Content-aware scrolling

When working with digital content on a screen, we spend an awful lot of our time scrolling. Two things in particular can make this very ineffective. One is that you often want to traverse content linearly that is represented in two dimensions, for example some text that’s in several columns on a page. If your screen isn’t big enough to fit all columns, you end up having to scroll up and down and left to right repeatedly to read it.

The other problem is that a lot of the stuff you scroll through may not actually be important. If you’re interested in particular parts of a document, everything in between feels like a waste of space while scrolling.

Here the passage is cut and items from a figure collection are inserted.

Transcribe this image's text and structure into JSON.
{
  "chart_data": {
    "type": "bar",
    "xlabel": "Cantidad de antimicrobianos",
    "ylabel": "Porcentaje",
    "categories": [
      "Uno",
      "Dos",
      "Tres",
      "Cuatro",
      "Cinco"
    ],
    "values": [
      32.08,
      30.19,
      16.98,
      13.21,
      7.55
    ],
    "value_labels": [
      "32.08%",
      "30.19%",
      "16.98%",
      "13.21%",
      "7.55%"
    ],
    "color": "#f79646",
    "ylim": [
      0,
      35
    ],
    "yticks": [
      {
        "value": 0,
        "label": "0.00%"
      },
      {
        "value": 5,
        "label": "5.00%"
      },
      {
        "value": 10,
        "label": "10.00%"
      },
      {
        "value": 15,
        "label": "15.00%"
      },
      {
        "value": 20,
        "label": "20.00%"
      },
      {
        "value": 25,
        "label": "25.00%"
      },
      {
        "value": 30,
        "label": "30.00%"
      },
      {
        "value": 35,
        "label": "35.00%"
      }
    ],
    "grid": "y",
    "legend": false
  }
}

Edward Ishak and Steven Feiner of Columbia University have devised a technique for dealing with these issues. Their solution is to identify the content of a document that’s relevant to a task and to determine a meaningful path through it, which the user can then move along with a special scrollbar. This achieves two things: the user’s one-dimensional action can be translated into movement through two-dimensional content, and “unimportant” areas can be skipped automatically. Actually, rather than simply skipping them, their system “flies” over these areas at high speed, while at the same time zooming out to help you keep your orientation.

You can see the the technique in action in this movie, which gives you a good idea of how it works. As part of their research, they implemented this for reading multi-column PDF documents, for jumping between search results in a text, and even for traversing all the faces in a photograph.

Content-aware scrolling illustration

The content-aware scrolling path through a two-column text document, for search results and for faces in a photo. Dashed segments are flown over automatically.

The issues this design addresses are particularly pertinent to hand-held devices with small screens. Other approaches in this area include tilt-based scrolling, momentum-based scrolling and zooming. But even though scrolling in two dimensions may not be so common on today’s large desktop screens, finding a place in a long document is, and content-aware scrolling has the potential to help even here. Unfortunately, this first study didn’t include formal user testing, so the real-world usability of the technique is still uncertain.